Ask HN: How to get past your wife's past?

4 points by throwaway102219 ↗ HN
I recently got married and found a few things about my wife's past that has wrecked havoc in my mind. I'm not able to focus on work, and feeling low self esteem and depression. Logically, I understand that past is past, and it's gone but when I try getting back to work, my mind goes lost and I feel like crying. Have you ever been in this situation? How do you force your attention to your work?

10 comments

[ 3.4 ms ] story [ 37.6 ms ] thread
Have you ever talked to her about these issues? I know it is easier said than done but running away from these problems by "force your attention to your work" isnt a way to solve them
Or perhaps not to her. Perhaps to a professional counselor. (Random people on the internet are not a substitute.)
yes I did talk to her about it, for hours and hours. she says she's embarrassed about it herself, and wanted to forget about it and move on with her life. it comforts me for a while, but when I'm not talking to her, my mind wanders back to the same pit of gloominess. is it something that people can get over?
not married but in college i encountered a similar issue with a girlfriend. ego is the enemy, she was who she was and youll never be able to change. hit the gym and get channel that energy bro.
Read some Esther Perel. Nothing is obvious about rebuilding Trust and Respect in relationships. Very dependent on personality types, what outcomes are possible.
After she shared with you, did she ask your forgiveness?
Depending on the issue, it may not be something that it’s appropriate to ask forgiveness for. For instance, “I made a porn video with my high school boyfriend and it leaked to the internet” is a mistake, not an injury done to the now-husband. Same with “I got pregnant in college and had an abortion.” Or “I was addicted to painkillers long before we met and stole money from friends and family, but I’m 100% clean now.”
Good news: People can usually get over anything, in time. Give it a bit before you do anything drastic. It should bother you less and less as time goes on, even if you don't do anything else.

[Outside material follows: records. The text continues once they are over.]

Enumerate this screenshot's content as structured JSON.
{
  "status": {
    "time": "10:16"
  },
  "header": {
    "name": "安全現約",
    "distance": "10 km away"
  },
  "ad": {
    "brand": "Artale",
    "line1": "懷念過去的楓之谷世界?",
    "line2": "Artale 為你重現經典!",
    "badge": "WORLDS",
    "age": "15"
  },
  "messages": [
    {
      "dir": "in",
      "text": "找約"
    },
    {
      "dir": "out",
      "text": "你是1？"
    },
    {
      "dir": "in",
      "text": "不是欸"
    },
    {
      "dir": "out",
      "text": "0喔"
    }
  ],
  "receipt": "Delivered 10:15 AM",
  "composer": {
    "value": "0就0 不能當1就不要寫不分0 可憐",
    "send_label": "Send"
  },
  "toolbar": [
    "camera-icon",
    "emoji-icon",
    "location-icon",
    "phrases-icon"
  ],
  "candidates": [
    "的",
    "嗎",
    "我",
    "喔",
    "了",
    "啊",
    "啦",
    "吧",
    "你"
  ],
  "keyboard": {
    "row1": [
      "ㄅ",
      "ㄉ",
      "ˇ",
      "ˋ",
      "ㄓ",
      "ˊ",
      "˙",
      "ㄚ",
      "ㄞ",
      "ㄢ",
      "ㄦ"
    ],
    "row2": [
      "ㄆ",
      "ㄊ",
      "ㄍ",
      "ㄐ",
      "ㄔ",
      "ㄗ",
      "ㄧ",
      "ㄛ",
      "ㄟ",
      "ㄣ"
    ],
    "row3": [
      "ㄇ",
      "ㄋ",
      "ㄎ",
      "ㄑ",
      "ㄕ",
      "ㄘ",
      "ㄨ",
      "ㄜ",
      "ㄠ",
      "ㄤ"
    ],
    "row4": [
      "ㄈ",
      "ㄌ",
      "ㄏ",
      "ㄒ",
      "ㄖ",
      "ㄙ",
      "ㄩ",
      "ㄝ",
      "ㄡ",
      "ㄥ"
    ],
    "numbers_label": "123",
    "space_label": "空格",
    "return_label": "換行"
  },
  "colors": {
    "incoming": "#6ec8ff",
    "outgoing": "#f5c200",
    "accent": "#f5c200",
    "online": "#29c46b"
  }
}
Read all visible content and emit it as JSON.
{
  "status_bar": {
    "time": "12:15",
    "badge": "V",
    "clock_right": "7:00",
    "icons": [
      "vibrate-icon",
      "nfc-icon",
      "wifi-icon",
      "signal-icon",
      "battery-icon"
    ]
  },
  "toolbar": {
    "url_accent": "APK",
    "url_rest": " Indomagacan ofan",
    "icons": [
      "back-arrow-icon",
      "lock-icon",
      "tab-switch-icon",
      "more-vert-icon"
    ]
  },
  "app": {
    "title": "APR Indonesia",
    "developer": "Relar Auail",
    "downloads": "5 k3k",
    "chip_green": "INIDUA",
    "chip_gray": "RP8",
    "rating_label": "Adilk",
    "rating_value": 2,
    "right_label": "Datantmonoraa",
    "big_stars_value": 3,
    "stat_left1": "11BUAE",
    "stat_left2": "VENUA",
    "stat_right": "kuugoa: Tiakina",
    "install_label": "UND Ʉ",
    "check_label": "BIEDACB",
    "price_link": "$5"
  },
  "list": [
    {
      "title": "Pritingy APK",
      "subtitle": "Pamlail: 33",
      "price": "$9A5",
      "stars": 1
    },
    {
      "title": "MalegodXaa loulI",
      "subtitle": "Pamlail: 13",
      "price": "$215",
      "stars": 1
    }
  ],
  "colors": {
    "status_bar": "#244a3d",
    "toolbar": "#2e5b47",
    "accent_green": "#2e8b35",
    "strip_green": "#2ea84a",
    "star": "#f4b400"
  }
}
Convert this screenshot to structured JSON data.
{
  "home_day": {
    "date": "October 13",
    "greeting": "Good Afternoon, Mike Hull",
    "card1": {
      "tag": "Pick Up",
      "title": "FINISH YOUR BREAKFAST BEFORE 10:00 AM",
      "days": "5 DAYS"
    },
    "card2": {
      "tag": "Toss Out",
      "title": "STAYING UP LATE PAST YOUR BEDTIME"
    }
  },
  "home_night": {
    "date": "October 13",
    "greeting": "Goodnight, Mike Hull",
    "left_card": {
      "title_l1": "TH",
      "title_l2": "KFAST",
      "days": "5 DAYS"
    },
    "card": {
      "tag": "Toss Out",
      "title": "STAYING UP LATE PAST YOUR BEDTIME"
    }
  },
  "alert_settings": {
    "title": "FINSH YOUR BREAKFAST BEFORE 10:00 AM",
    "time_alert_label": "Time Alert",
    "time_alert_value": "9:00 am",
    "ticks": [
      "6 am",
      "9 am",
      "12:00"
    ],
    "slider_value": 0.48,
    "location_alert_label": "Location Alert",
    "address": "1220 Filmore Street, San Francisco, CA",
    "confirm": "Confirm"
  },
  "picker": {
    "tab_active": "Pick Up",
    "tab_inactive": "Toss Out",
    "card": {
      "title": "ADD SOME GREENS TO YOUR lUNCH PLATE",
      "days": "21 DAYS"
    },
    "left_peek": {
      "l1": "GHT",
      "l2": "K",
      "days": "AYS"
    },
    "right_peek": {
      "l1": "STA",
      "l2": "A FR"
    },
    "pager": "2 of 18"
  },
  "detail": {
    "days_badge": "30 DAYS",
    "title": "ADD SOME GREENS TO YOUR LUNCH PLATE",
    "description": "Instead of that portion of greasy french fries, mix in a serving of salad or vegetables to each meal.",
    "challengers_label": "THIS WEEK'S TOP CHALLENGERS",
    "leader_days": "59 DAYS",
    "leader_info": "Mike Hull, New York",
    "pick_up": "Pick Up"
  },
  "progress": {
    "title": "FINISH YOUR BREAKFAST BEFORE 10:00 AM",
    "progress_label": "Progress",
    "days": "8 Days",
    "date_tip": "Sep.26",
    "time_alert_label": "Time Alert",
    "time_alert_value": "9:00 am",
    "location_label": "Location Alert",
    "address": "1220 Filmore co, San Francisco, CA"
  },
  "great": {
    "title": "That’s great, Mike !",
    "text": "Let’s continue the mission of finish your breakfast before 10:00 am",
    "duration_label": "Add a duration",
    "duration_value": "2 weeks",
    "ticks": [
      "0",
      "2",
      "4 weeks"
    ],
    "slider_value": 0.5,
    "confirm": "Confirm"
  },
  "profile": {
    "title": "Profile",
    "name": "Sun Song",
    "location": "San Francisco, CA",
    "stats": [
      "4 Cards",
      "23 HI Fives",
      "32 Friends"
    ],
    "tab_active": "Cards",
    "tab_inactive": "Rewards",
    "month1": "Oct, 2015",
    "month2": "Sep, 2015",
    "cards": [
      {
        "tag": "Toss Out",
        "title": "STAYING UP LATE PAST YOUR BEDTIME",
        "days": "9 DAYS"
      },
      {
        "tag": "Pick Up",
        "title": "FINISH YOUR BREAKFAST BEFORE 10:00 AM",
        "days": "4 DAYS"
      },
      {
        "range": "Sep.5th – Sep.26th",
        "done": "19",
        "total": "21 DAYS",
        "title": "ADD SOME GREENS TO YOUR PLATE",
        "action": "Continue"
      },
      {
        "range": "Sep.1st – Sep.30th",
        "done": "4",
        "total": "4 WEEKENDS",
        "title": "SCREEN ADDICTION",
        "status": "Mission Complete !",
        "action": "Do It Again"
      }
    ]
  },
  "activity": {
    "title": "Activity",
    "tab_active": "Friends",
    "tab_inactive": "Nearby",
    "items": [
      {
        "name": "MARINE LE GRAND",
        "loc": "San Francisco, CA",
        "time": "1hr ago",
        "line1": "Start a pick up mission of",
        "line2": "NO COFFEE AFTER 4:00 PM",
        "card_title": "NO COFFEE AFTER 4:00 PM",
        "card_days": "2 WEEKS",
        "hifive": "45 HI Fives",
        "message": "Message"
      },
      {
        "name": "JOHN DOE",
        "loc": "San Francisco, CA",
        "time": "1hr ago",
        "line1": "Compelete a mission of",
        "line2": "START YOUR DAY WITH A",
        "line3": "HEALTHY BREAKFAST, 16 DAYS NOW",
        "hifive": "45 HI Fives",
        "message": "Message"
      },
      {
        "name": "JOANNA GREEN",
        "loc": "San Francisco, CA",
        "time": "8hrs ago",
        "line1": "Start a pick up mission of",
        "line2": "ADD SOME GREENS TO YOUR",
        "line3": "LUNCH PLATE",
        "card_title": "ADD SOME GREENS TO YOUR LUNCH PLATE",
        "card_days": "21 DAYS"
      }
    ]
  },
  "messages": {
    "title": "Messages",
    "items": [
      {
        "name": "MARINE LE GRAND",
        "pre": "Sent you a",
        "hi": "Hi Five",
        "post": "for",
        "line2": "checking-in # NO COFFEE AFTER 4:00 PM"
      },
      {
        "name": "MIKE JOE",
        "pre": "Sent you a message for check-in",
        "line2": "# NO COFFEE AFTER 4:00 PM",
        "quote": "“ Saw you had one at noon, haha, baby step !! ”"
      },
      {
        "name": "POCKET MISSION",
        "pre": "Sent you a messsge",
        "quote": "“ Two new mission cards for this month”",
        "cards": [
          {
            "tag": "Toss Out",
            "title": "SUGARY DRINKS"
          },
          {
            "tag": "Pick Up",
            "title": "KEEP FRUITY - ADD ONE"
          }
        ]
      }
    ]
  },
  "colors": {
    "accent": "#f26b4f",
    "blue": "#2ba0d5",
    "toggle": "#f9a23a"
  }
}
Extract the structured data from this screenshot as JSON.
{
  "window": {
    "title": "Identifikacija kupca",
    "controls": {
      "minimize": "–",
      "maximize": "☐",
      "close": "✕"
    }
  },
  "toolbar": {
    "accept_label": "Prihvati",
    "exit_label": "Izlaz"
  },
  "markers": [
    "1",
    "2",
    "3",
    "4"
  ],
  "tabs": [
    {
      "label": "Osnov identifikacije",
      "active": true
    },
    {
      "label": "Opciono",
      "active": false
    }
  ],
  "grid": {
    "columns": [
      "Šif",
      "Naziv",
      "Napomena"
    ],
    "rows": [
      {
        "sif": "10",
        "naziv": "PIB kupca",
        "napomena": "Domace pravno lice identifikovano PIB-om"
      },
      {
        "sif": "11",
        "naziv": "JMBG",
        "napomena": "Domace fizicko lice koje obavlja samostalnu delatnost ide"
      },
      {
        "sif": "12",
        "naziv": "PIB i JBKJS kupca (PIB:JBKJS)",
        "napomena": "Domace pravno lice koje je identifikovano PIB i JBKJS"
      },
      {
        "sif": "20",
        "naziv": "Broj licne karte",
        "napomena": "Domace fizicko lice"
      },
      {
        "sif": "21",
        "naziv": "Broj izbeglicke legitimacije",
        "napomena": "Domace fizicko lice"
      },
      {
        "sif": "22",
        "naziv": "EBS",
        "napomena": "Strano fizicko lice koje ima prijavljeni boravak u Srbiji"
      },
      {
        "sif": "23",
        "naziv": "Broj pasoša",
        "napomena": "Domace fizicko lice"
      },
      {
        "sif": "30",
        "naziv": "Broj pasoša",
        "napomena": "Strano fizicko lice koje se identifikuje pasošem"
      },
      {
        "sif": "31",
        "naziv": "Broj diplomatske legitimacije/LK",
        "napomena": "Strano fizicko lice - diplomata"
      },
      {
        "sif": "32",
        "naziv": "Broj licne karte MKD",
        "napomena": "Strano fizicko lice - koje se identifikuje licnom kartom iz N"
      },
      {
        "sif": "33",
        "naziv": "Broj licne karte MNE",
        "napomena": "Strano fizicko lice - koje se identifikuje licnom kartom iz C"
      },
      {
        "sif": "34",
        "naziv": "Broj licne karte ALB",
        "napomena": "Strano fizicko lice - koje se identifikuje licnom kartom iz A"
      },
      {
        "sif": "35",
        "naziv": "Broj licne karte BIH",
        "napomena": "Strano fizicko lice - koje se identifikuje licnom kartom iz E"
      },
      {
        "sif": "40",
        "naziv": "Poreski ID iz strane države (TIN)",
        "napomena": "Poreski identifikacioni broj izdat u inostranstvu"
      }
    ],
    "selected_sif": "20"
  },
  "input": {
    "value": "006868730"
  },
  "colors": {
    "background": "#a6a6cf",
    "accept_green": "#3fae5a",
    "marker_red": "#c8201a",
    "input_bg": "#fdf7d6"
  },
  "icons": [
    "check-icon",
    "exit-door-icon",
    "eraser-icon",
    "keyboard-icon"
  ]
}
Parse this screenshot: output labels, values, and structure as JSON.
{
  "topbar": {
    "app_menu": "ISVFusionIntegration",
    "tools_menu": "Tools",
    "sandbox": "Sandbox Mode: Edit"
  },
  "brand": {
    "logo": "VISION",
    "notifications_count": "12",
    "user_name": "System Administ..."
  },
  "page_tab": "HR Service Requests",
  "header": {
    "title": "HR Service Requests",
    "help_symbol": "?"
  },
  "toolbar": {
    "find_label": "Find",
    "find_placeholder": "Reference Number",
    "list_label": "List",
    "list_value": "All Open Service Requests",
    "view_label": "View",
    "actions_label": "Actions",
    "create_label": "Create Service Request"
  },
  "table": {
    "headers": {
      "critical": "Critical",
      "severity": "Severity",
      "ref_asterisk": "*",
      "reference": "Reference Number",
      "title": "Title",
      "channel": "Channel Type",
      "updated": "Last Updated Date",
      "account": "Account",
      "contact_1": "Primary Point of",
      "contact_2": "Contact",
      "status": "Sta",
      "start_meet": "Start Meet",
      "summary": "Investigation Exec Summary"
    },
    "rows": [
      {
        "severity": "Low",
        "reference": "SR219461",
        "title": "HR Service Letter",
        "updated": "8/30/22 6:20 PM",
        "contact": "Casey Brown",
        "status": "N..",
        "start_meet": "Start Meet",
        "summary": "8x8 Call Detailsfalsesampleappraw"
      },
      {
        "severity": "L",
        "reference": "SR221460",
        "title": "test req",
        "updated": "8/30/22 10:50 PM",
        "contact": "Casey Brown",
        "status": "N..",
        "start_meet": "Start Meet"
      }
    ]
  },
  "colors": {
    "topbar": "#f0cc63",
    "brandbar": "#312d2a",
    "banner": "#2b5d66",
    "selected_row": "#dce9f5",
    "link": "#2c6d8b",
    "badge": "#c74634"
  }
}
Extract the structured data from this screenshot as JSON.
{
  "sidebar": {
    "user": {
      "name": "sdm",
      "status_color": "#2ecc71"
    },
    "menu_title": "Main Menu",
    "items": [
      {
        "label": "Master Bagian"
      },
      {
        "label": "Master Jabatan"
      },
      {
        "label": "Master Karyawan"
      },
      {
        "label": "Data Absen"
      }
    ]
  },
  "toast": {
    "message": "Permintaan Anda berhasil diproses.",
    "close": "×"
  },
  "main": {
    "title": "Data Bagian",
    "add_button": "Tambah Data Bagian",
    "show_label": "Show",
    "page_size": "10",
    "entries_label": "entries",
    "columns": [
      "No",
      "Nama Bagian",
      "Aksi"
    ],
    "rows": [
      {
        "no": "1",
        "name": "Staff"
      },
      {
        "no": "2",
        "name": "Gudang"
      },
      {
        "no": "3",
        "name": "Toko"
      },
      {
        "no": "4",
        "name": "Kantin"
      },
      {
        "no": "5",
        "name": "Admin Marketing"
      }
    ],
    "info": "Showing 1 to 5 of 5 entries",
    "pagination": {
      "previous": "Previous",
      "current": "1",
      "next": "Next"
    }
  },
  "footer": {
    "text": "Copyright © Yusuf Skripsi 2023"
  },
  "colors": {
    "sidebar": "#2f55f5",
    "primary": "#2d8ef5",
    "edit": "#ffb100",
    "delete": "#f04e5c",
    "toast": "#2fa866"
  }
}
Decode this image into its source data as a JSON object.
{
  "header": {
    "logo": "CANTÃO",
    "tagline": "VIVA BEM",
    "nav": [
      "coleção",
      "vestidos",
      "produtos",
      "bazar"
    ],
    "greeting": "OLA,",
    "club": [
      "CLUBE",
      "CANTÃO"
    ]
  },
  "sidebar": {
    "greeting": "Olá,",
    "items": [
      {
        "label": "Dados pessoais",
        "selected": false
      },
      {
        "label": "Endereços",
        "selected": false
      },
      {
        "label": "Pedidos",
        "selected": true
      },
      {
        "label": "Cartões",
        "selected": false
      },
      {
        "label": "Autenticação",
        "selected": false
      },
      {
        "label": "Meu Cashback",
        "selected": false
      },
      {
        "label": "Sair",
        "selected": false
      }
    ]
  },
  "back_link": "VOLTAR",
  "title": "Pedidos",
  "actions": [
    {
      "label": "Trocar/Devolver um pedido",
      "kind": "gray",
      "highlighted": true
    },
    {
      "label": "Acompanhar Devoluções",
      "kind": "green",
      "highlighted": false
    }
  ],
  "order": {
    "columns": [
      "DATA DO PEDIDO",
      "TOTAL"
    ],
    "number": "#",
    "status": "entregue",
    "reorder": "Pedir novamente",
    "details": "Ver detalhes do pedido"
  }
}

You almost certainly want to do something else to help. Talk to someone, professionally if needed. If your work/community/whatever has a crisis centre, this is what they're for.

It might be a risk depending on where you work, but tell your boss/client you might take a bit longer at whatever you're doing. Unless you have a hard deadline you can usually get some leniency at work, provided you've been there a while and don't abuse their compassion.